Auf der anderen Seite hat sich etwa Roland Koch zu seiner Zeit als hessischer Ministerpräsident trotz mehrerer Skandale wacker im Amt gehalten.

Langguth: Stimmt. Christian von Boetticher hatte innerparteilich nicht die Stellung, die Roland Koch in Hessen hatte. Koch war deutlich mehr Fleisch vom Fleisch seiner CDU und seit Jahrzehnten politisch aktiv. Aber es kommt eben auch immer auf die Art des Skandals an. Boettichers Verfehlung war moralischer Natur, und es ist sehr schwer, darauf zu adäquat zu reagieren.

Stürzen Politiker heute schneller über Verfehlungen als noch in den 70er- und 80er-Jahren, als das Internet noch keine Rolle spielte?

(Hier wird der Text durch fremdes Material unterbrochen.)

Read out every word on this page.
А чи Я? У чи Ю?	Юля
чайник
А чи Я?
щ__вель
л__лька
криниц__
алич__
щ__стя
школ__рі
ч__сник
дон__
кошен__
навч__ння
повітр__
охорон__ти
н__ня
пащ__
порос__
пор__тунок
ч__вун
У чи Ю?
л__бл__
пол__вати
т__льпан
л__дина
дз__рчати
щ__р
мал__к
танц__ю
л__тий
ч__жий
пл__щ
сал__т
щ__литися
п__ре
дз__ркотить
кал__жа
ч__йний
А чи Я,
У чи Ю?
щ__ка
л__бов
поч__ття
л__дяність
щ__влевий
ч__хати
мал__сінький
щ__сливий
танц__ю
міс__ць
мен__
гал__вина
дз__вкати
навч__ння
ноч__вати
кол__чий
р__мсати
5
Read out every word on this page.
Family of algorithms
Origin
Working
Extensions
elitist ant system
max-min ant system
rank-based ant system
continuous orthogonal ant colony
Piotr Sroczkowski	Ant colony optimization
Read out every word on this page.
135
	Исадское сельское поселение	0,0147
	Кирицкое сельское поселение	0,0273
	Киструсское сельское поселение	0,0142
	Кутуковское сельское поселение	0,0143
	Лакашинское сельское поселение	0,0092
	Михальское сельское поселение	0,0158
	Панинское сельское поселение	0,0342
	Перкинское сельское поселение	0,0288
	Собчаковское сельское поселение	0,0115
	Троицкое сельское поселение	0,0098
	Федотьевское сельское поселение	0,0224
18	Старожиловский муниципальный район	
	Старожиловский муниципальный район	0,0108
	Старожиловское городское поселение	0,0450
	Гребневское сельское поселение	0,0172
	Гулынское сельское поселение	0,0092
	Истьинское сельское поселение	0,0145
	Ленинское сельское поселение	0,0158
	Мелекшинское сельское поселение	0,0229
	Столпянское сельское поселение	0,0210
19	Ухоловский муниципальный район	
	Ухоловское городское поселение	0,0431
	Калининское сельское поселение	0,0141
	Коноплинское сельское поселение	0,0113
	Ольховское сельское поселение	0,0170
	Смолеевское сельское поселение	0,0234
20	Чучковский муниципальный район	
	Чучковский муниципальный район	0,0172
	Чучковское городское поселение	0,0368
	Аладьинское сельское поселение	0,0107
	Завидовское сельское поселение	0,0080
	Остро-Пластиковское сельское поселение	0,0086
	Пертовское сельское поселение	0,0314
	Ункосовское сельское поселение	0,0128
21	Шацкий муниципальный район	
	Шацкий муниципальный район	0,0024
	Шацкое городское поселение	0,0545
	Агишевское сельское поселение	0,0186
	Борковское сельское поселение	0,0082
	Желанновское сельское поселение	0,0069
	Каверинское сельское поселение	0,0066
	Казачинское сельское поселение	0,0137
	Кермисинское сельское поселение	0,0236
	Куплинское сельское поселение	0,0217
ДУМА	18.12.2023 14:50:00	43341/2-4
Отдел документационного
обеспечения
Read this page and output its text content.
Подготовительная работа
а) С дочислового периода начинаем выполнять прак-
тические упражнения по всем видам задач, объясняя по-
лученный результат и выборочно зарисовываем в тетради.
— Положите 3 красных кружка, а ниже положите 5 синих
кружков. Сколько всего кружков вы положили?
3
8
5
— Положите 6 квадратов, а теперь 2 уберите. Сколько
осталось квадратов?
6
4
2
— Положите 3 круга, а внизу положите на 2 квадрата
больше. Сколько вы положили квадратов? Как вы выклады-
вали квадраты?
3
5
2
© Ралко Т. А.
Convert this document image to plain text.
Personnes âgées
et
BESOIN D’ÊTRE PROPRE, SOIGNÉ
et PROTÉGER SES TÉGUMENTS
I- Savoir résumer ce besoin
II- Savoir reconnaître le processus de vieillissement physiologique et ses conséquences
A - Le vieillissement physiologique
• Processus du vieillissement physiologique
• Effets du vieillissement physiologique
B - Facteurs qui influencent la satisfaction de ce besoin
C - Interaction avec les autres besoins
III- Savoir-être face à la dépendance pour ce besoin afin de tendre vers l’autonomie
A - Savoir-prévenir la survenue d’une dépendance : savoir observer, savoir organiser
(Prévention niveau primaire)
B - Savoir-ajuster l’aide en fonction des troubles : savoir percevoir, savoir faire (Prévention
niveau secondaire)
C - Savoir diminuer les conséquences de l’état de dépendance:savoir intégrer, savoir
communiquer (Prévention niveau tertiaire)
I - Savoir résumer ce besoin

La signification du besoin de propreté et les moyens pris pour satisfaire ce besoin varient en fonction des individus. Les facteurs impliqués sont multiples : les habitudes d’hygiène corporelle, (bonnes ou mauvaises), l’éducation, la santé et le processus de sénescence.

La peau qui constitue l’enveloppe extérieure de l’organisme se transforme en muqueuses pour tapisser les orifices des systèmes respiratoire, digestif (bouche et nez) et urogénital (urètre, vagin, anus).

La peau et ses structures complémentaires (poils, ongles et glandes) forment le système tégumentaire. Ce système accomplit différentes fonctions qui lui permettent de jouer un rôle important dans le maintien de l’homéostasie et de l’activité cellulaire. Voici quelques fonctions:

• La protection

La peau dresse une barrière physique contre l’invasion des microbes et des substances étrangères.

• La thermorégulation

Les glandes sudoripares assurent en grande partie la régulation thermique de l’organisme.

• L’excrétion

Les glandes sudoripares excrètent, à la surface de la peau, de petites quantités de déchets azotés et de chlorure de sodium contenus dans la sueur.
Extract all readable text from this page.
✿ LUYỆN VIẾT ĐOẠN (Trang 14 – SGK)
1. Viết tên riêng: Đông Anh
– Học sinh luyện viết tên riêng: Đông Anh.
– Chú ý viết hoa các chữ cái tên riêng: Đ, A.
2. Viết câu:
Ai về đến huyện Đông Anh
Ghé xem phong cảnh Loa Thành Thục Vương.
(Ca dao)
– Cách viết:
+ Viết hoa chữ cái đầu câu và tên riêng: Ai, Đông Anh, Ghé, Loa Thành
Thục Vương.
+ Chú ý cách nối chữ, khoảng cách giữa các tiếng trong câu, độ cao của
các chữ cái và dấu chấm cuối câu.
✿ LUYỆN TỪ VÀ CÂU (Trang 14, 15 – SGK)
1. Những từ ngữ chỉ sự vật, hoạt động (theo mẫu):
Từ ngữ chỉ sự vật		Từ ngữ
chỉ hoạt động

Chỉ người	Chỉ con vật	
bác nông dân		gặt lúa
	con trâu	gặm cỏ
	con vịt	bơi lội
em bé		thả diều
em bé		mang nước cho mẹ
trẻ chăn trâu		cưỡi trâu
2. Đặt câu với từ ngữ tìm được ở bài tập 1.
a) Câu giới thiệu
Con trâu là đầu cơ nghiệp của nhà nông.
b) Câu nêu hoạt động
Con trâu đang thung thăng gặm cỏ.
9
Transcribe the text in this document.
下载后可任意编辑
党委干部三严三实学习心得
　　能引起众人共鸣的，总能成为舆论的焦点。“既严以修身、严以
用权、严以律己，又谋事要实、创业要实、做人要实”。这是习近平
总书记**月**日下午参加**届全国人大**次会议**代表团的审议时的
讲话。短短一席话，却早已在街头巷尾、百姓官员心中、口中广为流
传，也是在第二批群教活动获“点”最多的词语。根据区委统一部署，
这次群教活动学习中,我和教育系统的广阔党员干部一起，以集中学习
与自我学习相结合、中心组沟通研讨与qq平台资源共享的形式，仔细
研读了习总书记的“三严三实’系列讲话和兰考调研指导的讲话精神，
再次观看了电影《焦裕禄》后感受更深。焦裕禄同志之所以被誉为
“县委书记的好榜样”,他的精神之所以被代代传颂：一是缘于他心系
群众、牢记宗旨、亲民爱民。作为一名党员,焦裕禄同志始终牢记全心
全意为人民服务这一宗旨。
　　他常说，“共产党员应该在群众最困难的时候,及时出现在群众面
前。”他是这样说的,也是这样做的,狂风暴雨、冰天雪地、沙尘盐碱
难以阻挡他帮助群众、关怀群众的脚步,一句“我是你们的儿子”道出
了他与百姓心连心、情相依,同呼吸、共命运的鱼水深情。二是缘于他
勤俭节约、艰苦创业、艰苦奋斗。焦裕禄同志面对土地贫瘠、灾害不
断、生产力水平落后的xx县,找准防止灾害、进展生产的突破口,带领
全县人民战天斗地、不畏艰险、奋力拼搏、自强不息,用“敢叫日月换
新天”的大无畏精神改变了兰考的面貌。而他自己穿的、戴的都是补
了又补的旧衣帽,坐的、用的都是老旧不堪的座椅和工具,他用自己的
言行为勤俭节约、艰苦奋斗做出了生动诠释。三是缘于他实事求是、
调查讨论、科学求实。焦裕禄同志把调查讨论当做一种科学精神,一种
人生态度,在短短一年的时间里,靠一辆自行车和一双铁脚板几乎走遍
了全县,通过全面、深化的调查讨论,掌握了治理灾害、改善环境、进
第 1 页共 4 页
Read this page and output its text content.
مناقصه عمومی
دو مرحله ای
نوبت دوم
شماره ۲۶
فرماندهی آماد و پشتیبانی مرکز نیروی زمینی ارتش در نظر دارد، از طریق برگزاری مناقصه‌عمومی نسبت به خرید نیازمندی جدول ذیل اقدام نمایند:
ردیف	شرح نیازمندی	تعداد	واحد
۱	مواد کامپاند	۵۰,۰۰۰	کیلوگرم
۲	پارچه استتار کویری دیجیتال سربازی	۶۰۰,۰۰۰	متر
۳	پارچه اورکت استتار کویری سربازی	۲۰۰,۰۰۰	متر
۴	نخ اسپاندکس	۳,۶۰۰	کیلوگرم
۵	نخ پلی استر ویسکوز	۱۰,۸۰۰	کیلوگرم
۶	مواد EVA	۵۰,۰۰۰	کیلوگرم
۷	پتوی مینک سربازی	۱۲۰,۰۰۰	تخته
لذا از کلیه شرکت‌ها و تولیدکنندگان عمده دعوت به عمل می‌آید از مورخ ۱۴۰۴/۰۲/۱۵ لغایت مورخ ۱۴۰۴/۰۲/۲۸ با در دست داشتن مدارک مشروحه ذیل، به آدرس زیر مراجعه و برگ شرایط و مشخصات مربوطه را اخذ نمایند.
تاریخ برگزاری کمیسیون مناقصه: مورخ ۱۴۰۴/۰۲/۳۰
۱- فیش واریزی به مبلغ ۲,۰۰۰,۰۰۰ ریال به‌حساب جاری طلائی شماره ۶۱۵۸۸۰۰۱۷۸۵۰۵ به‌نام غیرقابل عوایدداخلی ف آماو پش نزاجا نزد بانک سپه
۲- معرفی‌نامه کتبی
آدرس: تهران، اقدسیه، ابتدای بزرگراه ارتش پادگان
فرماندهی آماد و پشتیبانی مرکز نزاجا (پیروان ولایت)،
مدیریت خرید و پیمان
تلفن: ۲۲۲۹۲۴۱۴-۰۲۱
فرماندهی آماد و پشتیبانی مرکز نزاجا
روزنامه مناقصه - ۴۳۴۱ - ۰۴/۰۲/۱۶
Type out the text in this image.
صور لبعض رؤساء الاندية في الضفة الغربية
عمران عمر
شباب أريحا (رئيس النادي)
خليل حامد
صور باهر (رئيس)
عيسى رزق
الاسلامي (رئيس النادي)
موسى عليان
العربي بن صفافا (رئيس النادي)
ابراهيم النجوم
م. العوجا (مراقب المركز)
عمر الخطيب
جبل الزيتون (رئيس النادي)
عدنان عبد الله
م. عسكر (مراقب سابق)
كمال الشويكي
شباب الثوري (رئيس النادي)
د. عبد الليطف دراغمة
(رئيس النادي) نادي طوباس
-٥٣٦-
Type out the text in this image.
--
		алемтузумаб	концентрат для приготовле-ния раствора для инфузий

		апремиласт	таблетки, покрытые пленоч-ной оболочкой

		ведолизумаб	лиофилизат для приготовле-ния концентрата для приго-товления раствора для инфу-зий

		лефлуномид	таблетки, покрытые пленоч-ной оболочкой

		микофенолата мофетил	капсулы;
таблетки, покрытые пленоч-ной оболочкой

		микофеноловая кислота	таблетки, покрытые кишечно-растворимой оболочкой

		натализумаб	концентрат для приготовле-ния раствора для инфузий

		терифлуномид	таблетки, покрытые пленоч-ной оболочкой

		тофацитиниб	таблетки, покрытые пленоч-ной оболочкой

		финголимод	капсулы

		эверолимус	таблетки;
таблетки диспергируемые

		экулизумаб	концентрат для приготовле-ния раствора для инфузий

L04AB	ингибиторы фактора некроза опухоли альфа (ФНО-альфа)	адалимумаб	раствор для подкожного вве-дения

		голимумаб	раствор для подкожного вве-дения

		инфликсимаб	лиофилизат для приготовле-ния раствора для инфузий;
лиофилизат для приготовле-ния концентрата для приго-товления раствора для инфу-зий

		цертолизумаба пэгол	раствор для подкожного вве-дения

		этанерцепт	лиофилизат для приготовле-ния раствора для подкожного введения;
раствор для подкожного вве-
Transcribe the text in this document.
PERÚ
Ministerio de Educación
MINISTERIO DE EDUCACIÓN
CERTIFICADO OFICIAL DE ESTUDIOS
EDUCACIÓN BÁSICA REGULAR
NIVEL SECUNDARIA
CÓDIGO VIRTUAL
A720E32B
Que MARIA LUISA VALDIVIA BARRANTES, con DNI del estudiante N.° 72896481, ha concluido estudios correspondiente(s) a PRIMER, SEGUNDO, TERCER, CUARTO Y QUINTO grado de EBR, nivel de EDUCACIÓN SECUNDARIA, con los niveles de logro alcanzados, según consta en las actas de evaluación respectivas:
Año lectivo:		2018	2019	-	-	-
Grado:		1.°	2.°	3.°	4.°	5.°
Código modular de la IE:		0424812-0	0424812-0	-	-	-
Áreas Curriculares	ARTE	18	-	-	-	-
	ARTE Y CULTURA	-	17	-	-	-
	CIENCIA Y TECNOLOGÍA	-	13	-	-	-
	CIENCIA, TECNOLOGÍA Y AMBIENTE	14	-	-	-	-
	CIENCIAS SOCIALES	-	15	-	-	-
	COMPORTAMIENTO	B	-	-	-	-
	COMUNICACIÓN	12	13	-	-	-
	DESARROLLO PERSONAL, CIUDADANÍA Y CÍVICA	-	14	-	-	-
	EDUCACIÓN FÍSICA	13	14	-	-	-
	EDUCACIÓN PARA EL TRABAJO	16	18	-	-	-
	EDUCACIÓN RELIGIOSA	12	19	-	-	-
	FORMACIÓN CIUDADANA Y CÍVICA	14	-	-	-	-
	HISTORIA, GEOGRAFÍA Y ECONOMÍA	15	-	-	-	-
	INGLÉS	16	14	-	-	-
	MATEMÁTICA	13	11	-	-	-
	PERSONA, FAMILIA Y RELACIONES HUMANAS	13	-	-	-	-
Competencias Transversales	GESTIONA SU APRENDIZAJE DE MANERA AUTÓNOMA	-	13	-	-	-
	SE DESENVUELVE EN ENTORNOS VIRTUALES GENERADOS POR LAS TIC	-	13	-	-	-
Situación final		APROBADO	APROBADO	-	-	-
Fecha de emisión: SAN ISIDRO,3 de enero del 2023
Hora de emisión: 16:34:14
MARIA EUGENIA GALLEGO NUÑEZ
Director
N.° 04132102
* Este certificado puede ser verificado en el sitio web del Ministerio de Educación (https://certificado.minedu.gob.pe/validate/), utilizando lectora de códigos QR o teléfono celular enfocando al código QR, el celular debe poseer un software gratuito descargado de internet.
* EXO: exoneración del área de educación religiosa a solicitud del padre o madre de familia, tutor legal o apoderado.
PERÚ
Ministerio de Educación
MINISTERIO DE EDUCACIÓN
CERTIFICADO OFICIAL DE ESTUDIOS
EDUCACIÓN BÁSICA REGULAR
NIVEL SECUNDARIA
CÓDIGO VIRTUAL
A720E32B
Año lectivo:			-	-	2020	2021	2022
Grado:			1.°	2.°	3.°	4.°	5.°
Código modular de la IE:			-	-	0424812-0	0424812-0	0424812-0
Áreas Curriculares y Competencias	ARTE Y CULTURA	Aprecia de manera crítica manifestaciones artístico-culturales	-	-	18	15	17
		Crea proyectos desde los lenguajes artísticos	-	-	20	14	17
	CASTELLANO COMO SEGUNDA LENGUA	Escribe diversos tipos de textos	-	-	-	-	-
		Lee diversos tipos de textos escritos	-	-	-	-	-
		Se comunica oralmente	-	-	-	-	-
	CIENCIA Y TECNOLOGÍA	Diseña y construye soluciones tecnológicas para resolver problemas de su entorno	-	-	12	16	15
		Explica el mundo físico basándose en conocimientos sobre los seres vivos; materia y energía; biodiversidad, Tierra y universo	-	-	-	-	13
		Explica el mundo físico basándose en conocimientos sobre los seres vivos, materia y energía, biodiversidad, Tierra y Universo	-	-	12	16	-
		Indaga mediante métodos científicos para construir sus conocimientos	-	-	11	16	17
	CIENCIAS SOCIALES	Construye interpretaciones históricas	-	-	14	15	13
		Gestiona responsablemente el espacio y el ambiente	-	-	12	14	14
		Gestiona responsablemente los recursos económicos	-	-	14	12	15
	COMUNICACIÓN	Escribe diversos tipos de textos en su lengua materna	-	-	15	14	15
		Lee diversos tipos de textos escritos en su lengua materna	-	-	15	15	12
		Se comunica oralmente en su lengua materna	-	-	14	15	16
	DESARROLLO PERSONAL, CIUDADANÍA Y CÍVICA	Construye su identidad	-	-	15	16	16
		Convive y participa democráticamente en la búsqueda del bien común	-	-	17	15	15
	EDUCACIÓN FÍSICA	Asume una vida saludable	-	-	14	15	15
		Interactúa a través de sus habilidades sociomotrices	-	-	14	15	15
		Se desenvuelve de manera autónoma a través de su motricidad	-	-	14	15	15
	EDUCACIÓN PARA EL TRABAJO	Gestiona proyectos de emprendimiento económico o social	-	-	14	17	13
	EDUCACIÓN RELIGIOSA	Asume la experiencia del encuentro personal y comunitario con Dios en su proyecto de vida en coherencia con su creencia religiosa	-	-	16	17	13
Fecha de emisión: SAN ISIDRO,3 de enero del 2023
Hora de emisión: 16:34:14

Langguth: Politiker stürzen heute schneller. Die mediale Situation begünstigt das. Das sieht man derzeit auch am Fall von Bundespräsident Christian Wulff, dessen Verfehlungen um seinen Privatkredit für größte Irritationen sorgen. Einer seiner Vorgänger, Johannes Rau, hat sich fröhlich etwa mit der Flugbereitschaft einer Landesbank chauffieren lassen - einen solchen Wirbel gab es damals nicht, und er wurde trotzdem ein guter Präsident.

Geht die Nord-CDU durch die Affäre beschädigt in die Landtagswahl 2012?

Langguth: Die Angelegenheit wurde schnell erledigt, und es gibt einen neuen und handlungsfähigen Landesvorsitzenden. Es ist aber deutlich geworden, dass es auch in der schleswig-holsteinischen Wählerschaft der CDU manchen Unmut über die Affäre gab.